Kepala Badan Gizi Nasional (BGN) Sudaryono Senin (27-07-2026) mengumumkan langkah tegas pembenahan Program Makan Bergizi Gratis (MBG). Sebanyak 883 dapur penyelenggara yang tersebar di seluruh Indonesia dinyatakan ditutup secara permanen dan tidak akan mendapatkan pembayaran dana operasional lagi.

“Kali ini bukan sekadar penghentian sementara. Dapur yang terbukti melanggar aturan dan tidak kunjung memperbaiki kualitas layanan, kami tutup total dan hentikan seluruh pembayaran. Tidak ada kompromi demi menjaga hak dan kesehatan masyarakat penerima manfaat,” tegas Sudaryono dalam pernyataan resminya.

Alasan Penutupan :
Seluruh dapur tersebut terbukti melanggar standar operasional dan ketentuan program, antara lain:
– Tidak memenuhi syarat kebersihan, sanitasi, dan higiene pangan
– Menyajikan bahan makanan tidak layak konsumsi
– Belum memiliki fasilitas pengolahan limbah yang memadai
– Terjadi pelanggaran aturan penggunaan barang subsidi maupun ketentuan pengadaan
– Tidak menindaklanjuti teguran yang telah diberikan sebelumnya

Jaminan Layanan :
BGN memastikan penyaluran makanan bergizi tetap berjalan lancar bagi seluruh penerima manfaat, dengan mengalihkan pelayanan ke dapur terdekat yang sudah memenuhi standar kelayakan. Selain itu, pihaknya juga akan menindaklanjuti setiap pelanggaran yang berpotensi melanggar hukum ke jalur penegakan hukum yang berlaku.

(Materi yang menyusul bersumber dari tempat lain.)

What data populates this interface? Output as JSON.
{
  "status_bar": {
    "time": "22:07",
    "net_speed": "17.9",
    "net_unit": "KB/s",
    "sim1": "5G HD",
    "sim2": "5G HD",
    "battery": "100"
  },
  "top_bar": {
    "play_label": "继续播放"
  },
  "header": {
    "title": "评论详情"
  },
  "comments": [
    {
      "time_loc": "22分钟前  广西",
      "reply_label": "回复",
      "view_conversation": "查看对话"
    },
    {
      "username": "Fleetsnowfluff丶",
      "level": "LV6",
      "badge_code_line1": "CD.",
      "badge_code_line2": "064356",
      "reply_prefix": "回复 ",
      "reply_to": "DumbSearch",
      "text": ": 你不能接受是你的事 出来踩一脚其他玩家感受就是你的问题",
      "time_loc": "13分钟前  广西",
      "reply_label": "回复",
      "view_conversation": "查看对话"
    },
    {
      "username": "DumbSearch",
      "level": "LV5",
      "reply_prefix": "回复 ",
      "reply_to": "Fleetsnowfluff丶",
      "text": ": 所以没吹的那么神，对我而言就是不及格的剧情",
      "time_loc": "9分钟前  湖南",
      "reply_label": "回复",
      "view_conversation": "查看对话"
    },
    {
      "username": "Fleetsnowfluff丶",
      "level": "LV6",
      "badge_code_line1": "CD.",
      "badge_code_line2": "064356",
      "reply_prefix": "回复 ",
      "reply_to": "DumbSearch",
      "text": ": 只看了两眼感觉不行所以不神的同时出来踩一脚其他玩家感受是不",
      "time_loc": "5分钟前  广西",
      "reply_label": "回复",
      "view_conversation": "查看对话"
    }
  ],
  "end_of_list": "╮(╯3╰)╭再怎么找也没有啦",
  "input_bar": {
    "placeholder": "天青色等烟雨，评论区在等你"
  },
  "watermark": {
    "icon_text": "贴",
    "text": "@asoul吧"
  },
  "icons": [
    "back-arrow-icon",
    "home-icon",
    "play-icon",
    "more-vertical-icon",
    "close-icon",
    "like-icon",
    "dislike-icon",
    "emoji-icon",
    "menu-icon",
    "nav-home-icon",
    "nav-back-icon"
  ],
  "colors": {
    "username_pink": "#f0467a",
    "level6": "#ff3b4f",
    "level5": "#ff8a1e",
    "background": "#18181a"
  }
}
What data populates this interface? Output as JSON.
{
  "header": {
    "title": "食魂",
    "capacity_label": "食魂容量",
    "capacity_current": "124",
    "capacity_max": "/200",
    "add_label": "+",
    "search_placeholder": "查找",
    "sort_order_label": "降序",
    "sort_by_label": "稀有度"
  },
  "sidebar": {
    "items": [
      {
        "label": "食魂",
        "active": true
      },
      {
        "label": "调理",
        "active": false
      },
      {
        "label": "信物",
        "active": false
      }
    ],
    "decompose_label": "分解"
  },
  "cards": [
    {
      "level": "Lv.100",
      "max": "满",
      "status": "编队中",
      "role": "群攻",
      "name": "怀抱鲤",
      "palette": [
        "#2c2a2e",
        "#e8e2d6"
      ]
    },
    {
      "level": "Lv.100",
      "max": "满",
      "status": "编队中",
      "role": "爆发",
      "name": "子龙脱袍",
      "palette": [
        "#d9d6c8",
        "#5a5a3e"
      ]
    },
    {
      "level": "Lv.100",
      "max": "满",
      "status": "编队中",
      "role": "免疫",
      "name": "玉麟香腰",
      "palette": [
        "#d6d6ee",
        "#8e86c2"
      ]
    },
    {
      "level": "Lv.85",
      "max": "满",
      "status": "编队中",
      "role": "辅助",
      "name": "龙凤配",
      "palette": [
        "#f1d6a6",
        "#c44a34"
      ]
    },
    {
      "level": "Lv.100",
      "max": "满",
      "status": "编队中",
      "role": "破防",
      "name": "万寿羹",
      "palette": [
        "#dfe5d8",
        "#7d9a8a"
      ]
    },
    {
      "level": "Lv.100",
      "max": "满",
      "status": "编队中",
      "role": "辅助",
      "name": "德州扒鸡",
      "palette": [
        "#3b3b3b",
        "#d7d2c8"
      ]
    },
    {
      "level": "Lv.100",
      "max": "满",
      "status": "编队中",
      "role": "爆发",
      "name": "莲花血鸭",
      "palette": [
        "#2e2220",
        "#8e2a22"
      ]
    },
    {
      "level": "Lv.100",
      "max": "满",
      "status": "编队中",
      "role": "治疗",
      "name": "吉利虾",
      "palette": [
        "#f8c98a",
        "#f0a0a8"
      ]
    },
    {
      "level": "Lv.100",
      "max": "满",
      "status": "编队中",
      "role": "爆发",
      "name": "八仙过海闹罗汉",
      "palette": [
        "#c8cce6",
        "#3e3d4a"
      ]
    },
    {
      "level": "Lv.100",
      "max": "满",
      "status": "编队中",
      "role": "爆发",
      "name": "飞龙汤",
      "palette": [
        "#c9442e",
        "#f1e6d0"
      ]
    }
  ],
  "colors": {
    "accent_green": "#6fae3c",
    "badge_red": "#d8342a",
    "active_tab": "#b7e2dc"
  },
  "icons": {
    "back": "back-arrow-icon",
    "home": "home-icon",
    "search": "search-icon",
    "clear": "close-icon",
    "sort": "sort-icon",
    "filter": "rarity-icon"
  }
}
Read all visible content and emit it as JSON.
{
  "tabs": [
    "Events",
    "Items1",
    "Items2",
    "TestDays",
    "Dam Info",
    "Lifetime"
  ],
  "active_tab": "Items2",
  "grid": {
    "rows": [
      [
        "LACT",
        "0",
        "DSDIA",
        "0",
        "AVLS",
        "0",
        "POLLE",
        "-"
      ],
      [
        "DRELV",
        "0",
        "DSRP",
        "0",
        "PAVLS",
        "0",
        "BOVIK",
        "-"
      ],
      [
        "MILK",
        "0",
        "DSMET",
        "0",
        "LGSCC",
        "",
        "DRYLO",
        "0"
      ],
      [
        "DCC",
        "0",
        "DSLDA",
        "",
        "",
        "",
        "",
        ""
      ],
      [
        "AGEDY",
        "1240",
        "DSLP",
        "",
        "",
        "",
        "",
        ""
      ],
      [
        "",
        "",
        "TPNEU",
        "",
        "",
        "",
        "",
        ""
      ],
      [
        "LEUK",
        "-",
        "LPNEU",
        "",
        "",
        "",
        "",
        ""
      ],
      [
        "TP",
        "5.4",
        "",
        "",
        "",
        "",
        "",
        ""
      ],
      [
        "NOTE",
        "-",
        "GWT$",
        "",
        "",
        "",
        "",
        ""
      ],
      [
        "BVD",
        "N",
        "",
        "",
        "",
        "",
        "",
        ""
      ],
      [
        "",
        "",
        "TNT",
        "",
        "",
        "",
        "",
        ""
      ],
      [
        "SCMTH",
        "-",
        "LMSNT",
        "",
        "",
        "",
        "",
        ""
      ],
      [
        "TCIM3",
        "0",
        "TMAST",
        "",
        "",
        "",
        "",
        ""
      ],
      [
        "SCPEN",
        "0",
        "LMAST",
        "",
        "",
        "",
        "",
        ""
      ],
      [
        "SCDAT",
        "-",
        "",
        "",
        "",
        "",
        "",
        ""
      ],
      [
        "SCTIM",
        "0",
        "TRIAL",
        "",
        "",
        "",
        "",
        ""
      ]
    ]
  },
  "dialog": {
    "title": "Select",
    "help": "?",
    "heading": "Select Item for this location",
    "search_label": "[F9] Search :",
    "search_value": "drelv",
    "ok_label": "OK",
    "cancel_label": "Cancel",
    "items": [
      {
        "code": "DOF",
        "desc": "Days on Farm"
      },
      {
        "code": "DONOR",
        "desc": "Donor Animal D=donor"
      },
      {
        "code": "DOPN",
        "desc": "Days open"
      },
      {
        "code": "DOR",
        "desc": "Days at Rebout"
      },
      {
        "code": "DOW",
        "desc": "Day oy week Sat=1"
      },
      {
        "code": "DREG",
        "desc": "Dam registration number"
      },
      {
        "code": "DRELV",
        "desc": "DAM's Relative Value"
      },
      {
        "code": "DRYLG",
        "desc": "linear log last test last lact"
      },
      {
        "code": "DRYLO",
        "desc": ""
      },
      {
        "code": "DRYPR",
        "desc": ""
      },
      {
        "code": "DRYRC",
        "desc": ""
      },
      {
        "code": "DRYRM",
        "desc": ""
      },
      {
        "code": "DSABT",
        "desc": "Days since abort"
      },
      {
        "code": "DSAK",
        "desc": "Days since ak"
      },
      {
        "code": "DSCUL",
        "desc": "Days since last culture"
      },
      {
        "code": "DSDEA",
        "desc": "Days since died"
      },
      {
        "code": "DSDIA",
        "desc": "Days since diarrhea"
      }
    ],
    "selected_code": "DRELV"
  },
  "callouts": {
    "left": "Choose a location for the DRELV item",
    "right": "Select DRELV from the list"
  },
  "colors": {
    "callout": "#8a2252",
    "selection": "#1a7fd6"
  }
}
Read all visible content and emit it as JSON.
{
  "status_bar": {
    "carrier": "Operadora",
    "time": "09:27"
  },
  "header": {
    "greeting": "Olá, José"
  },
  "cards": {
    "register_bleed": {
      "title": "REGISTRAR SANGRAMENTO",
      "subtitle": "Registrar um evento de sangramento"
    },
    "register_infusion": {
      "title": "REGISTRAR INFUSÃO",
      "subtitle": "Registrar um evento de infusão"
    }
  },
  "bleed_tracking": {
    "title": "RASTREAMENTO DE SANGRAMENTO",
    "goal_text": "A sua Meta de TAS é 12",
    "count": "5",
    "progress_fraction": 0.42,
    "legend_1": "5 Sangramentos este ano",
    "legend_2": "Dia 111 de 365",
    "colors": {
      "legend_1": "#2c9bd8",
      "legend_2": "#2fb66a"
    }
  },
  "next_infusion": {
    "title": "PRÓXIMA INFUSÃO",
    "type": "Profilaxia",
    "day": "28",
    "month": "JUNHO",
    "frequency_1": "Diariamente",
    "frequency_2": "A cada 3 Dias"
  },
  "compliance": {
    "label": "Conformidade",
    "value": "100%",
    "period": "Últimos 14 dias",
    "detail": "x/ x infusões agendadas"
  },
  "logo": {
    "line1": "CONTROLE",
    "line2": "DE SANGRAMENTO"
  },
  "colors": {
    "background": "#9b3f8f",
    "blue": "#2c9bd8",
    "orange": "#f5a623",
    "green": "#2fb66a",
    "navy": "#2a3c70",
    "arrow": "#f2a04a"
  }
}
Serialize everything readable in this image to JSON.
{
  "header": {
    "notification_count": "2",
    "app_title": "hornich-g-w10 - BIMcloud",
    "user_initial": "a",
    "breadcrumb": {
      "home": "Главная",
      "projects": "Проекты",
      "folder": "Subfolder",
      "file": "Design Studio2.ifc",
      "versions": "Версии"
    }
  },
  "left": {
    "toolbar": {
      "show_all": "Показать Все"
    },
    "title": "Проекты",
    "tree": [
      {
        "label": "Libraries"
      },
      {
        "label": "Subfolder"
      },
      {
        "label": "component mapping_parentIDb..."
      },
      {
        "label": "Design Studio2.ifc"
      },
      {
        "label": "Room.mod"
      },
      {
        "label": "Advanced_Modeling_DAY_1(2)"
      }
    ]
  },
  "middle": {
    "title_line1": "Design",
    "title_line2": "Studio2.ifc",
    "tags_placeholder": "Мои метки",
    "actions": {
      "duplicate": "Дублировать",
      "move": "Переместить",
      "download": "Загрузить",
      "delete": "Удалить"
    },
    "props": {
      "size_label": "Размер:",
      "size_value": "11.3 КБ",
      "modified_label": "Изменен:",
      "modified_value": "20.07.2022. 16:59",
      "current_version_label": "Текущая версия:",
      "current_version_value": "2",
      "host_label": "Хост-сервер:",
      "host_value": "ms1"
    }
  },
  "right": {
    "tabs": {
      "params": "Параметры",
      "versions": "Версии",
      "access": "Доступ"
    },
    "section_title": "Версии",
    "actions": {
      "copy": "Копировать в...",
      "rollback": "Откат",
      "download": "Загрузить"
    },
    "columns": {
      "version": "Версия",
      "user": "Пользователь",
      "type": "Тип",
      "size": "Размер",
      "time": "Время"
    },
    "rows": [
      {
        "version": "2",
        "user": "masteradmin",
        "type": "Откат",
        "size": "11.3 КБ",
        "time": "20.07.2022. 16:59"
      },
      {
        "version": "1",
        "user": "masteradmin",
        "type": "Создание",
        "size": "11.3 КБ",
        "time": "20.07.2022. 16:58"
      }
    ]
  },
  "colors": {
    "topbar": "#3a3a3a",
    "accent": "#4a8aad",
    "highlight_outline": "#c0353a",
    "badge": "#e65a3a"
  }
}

DASAR HUKUM DAN ANCAMAN SANKSI

Sanksi Administratif :.
– Pencabutan izin operasional secara permanen
– Pemutusan perjanjian kerja sama tanpa hak ganti rugi
– Penghentian seluruh penyaluran dana dan insentif
– Pemberhentian personel yang terlibat pelanggaran

Sanksi Pidana :
1. UU No. 18 Tahun 2012 tentang Pangan Pasal 84: Menyajikan pangan tidak layak/berbahaya → penjara maksimal 2 tahun atau denda hingga Rp500 juta.

2. UU No. 31 Tahun 1999 jo UU No. 20 Tahun 2001 tentang Tipikor Pasal 2, 3, 12: Penyalahgunaan wewenang, mark-up harga, atau merugikan keuangan negara → penjara minimal 4 tahun hingga seumur hidup beserta denda.

3. UU No. 36 Tahun 2009 tentang Kesehatan Pasal 197: Mengabaikan standar kesehatan yang membahayakan masyarakat → penjara maksimal 5 tahun atau denda hingga Rp500 juta.

4. KUHP Pasal 263 & 378: Pemalsuan dokumen atau unsur penipuan → penjara 4–6 tahun.

Kepala BGN Sudaryono berpesan kepada masyarakat dan awak media diajak ikut mengawasi pelaksanaan program ini dan melaporkan setiap penyimpangan yang ditemukan kepada pihak berwenang. (sut/L).